Gao Lu, Sun Bing, Han Fang, Jin Yingying, Zhang Jiawen
From the Huashan Hospital of Fudan University, Shanghai, China.
J Comput Assist Tomogr. 2017 Jan;41(1):137-140. doi: 10.1097/RCT.0000000000000493.
To identify the magnetic resonance imaging features of intramedullary spinal schwannomas.
Clinical and magnetic resonance imaging findings of 8 patients with pathologically confirmed intramedullary schwannomas were reviewed.

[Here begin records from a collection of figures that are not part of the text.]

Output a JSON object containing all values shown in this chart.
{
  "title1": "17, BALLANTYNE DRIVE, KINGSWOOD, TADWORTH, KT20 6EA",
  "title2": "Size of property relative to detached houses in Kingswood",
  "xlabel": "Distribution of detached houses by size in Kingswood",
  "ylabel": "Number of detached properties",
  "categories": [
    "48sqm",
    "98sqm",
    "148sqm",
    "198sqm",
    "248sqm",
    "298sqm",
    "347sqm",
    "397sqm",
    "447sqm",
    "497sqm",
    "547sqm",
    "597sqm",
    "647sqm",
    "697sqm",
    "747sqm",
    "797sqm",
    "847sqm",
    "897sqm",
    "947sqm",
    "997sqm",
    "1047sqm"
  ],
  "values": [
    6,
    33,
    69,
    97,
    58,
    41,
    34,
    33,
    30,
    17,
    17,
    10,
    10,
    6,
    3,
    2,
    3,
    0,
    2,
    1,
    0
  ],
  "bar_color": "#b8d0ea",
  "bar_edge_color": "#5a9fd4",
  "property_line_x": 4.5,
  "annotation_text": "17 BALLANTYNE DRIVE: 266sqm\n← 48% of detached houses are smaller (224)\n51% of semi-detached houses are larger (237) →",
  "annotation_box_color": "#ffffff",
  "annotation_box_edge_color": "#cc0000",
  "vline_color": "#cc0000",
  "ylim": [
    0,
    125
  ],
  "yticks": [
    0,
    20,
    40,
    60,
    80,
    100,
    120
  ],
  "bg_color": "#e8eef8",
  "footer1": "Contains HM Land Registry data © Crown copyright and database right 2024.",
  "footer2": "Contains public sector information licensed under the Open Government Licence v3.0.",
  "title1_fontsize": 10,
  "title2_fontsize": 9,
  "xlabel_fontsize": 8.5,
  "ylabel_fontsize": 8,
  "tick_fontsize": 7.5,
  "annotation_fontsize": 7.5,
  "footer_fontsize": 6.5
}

There were 6 male and 2 female patients (mean age, 49 years). Tumors were located in the cervical cord (2), the thoracic cord (5), and the cervicothoracic cord (1). Most were in the dorsolateral spinal cord and limited to one side. Expansion of the cord was observed. The majority were hypointense on T1-weighted images and hypo-hyperintense on T2-weighted images. Peritumoral edema was easily found. Gadolinium enhancement was obviously. No recurrence was seen during the follow-up period.

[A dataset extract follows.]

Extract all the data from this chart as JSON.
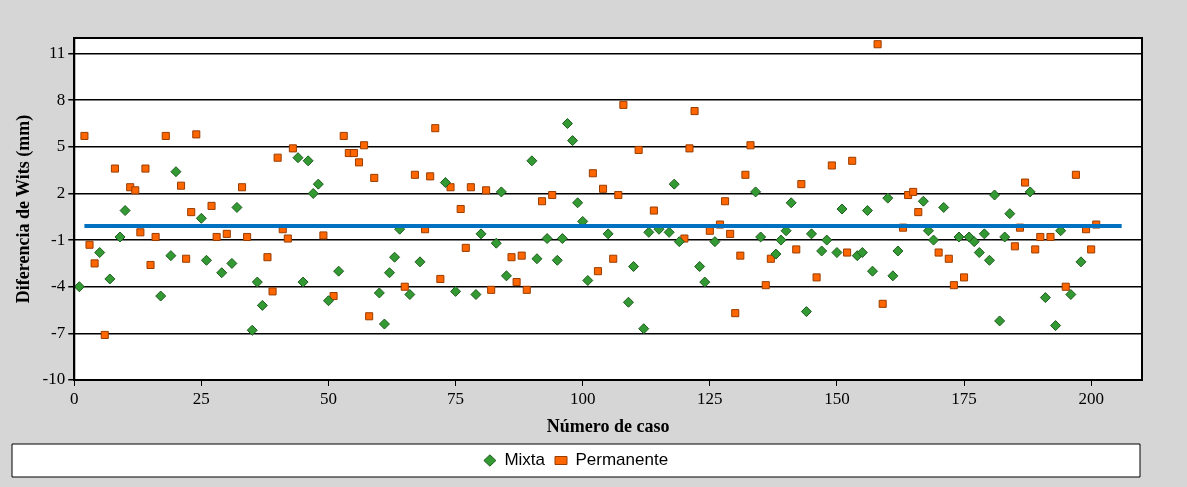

A tumor located in the dorsolateral spinal cord, causing expansion of the cord, with hypointense areas on T2-weighted and obviously enhancement, should arise suspicion of an intramedullary schwannoma.
确定脊髓髓内神经鞘瘤的磁共振成像特征。
回顾性分析8例经病理证实的脊髓髓内神经鞘瘤患者的临床及磁共振成像表现。
男性6例,女性2例(平均年龄49岁)。肿瘤位于颈髓(2例)、胸髓(5例)和颈胸髓(1例)。大多数位于脊髓背外侧,局限于一侧。可见脊髓增粗。多数肿瘤在T1加权像上呈低信号,在T2加权像上呈低高信号。瘤周水肿易见。钆增强明显。随访期间未见复发。
位于脊髓背外侧、导致脊髓增粗、T2加权像上有低信号区且增强明显的肿瘤,应怀疑为脊髓髓内神经鞘瘤。